Les kinésithérapeutes, médailles d'argent de l'inflation des soins, augmentent annuellement le volume de leurs honoraires de 4,3 %. Quant à la répartition des uns et des autres sur le territoire, elle va du simple au quintuple pour 100 000 habitants

« Ce n'est pas parce qu'on a voté une loi qu'on est obligé de l'appliquer »

Cette question du lieu d'installation n'est pas nouvelle. Au début des années 2000, il était déjà question de lier le conventionnement des nouveaux médecins à leur lieu d'installation, pour éviter les déserts médicaux et les zones de surpopulation où les praticiens se précipitent en masse. La mesure semble de bon sens : pour profiter du remboursement de ses actes par la collectivité, il est nécessaire de lui rendre un réel service.

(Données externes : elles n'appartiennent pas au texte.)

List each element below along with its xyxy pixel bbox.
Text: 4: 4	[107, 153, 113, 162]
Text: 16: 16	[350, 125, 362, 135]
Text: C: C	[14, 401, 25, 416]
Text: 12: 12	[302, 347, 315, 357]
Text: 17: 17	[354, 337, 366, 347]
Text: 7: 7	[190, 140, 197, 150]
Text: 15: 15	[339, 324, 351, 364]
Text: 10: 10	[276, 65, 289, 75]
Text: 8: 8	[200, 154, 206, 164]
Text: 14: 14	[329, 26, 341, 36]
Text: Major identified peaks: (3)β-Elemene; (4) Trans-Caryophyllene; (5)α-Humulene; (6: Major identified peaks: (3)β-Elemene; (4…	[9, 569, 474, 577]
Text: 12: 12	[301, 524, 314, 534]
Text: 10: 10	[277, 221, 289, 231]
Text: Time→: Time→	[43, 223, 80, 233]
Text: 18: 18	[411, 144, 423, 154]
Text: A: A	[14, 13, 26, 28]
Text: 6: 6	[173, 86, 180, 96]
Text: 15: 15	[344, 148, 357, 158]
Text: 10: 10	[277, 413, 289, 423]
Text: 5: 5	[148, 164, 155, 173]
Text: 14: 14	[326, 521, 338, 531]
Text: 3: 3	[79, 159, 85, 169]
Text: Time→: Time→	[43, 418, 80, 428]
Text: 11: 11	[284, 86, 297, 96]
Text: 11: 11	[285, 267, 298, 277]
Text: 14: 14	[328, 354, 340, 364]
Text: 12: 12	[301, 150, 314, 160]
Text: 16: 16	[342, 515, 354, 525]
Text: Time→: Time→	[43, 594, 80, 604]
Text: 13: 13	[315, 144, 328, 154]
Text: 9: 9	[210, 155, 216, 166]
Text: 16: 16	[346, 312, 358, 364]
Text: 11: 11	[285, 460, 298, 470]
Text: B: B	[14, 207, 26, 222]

Martine Aubry, alors ministre des Affaires sociales, n'a pas voulu en entendre parler.
Fin 2000, elle accepte néanmoins, pour maîtriser les dépenses, d'inscrire dans la loi de financement de la Sécurité sociale le système des « lettres-clés flottantes ». Les lettres-clés désignent les actes pratiqués par les différentes catégories de soignants conventionnés. Avec le flottement, tout dépassement en volume provoquait une baisse équivalente des tarifs, pour rester en croissance zéro.
À peine adoptée, cette mesure a suscité l'effroi dans le monde politique. Au point que le président de la commission des Affaires sociales a fait très vite cette étonnante recommandation au patron de la Cnam : « Ce n'est pas parce qu'une loi est votée qu'il faut l'appliquer. »

Cette année, une décennie et demie plus tard, la Cour durcit le ton, peut-être pour tenter de se faire entendre du gouvernement. C'est malheureusement peu probable. Il y a deux ans, sur les médecins biologistes, celui-ci a fait tout le contraire de ce qui était préconisé : laisser filer la dépense plutôt que mécontenter une catégorie professionnelle.